The median income for a household in the town was $39,591, and the median income for a family was $44,167. Males had a median income of $27,940 versus $24,688 for females. The per capita income for the town was $17,910. About 6.9% of families and 9.1% of the population were below the poverty line, including 11.4% of those under age 18 and 6.0% of those age 65 or over.

Historical population
| Census | Pop. | Note | %± |
| 1820 | 6,527 |  | — |
| 1830 | 7,700 |  | 18.0% |
| 1840 | 5,409 |  | −29.8% |
| 1850 | 6,131 |  | 13.3% |
| 1860 | 8,811 |  | 43.7% |
| 1870 | 12,273 |  | 39.3% |
| 1880 | 10,626 |  | −13.4% |
| 1890 | 3,191 |  | −70.0% |
| 1900 | 2,661 |  | −16.6% |
| 1910 | 2,511 |  | −5.6% |
| 1920 | 1,948 |  | −22.4% |
| 1930 | 2,612 |  | 34.1% |
| 1940 | 3,561 |  | 36.3% |
| 1950 | 4,153 |  | 16.6% |
| 1960 | 5,120 |  | 23.3% |
| 1970 | 5,750 |  | 12.3% |
| 1980 | 6,719 |  | 16.9% |
| 1990 | 6,418 |  | −4.5% |
| 2000 | 7,171 |  | 11.7% |
| 2010 | 7,098 |  | −1.0% |
| 2014 (est.) | 7,233 |  | 1.9% |
U.S. Decennial Census

== Communities and locations in the town ==
- Albany Bush - A former location in the town near Johnstown city.
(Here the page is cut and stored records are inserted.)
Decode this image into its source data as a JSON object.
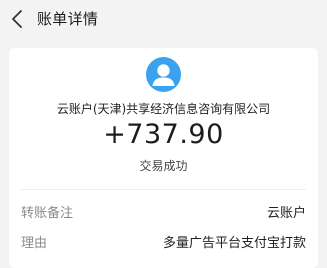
{
  "header": {
    "title": "账单详情",
    "back_icon": "chevron-left-icon"
  },
  "merchant": {
    "avatar_icon": "user-avatar-icon",
    "name": "云账户(天津)共享经济信息咨询有限公司"
  },
  "transaction": {
    "amount": "+737.90",
    "status": "交易成功"
  },
  "details": [
    {
      "label": "转账备注",
      "value": "云账户"
    },
    {
      "label": "理由",
      "value": "多量广告平台支付宝打款"
    }
  ],
  "colors": {
    "background": "#f3f3f3",
    "card": "#ffffff",
    "avatar": "#3ba2f0",
    "label_gray": "#8a8a8a"
  }
}
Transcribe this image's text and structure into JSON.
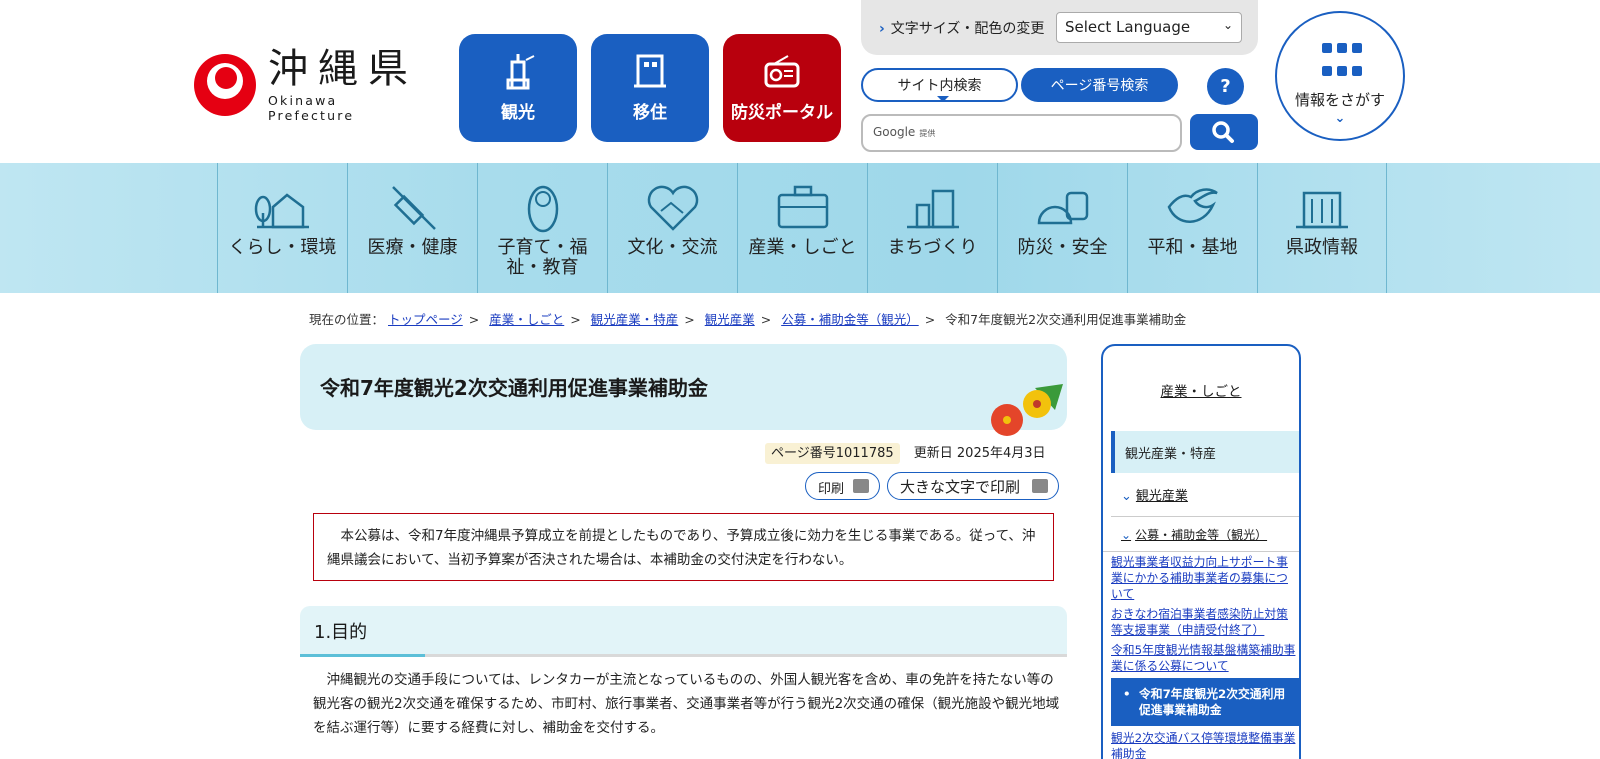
{
  "header": {
    "logo_ja": "沖縄県",
    "logo_en": "Okinawa Prefecture",
    "quick_links": [
      {
        "label": "観光"
      },
      {
        "label": "移住"
      },
      {
        "label": "防災ポータル"
      }
    ],
    "font_size_link": "文字サイズ・配色の変更",
    "language_select": "Select Language",
    "search_tabs": {
      "site": "サイト内検索",
      "page_number": "ページ番号検索"
    },
    "help_label": "?",
    "search": {
      "brand": "Google",
      "provided": "提供"
    },
    "info_search": "情報をさがす"
  },
  "global_nav": [
    {
      "label": "くらし・環境"
    },
    {
      "label": "医療・健康"
    },
    {
      "label": "子育て・福祉・教育"
    },
    {
      "label": "文化・交流"
    },
    {
      "label": "産業・しごと"
    },
    {
      "label": "まちづくり"
    },
    {
      "label": "防災・安全"
    },
    {
      "label": "平和・基地"
    },
    {
      "label": "県政情報"
    }
  ],
  "breadcrumb": {
    "prefix": "現在の位置：",
    "items": [
      "トップページ",
      "産業・しごと",
      "観光産業・特産",
      "観光産業",
      "公募・補助金等（観光）"
    ],
    "current": "令和7年度観光2次交通利用促進事業補助金"
  },
  "main": {
    "title": "令和7年度観光2次交通利用促進事業補助金",
    "page_number": "ページ番号1011785",
    "updated": "更新日 2025年4月3日",
    "print": "印刷",
    "print_large": "大きな文字で印刷",
    "notice": "　本公募は、令和7年度沖縄県予算成立を前提としたものであり、予算成立後に効力を生じる事業である。従って、沖縄県議会において、当初予算案が否決された場合は、本補助金の交付決定を行わない。",
    "section1_title": "1.目的",
    "section1_body": "　沖縄観光の交通手段については、レンタカーが主流となっているものの、外国人観光客を含め、車の免許を持たない等の観光客の観光2次交通を確保するため、市町村、旅行事業者、交通事業者等が行う観光2次交通の確保（観光施設や観光地域を結ぶ運行等）に要する経費に対し、補助金を交付する。"
  },
  "sidebar": {
    "top": "産業・しごと",
    "category": "観光産業・特産",
    "sub": "観光産業",
    "sub2": "公募・補助金等（観光）",
    "links": [
      "観光事業者収益力向上サポート事業にかかる補助事業者の募集について",
      "おきなわ宿泊事業者感染防止対策等支援事業（申請受付終了）",
      "令和5年度観光情報基盤構築補助事業に係る公募について"
    ],
    "current": "令和7年度観光2次交通利用促進事業補助金",
    "links_after": [
      "観光2次交通バス停等環境整備事業補助金"
    ]
  }
}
- Berkshire - A location east of Gloversville on NY-29A.
- Cork - A location near the western town line on NY-29.
- Dennies Crossing - A hamlet northeast of Gloversville on NY-30A.
- Eppie Corners - A location near the western town line on NY-67.
- Fulton County Airport (NY0) - A general aviation airport southeast of Johnstown city.
- Hale Mills - A hamlet east of Johnstown on NY-29.
- Kecks Center - A hamlet west of Johnstown on NY-67.
- Kingsboro - A location in the northern part of Gloversville, extending into the town.
- Meco - A hamlet north of Johnstown and west of Gloversville at the junction of County Roads 101 and 122.
- Pleasant Square - A hamlet directly north of Gloversville, mostly around Phelps Street.
- Progress - A hamlet east of Gloversville, on the eastern town line. The Log Cabin Church was listed on the National Register of Historic Places in 1999.
- Sammonsville - A hamlet by the southern town line on NY-334.
- Smiths Corners - A location northwest of Gloversville near West Bush.
- Tryon Girls Secure Facility - A state correctional facility for girls.
- West Bush - A hamlet northwest of Gloversville.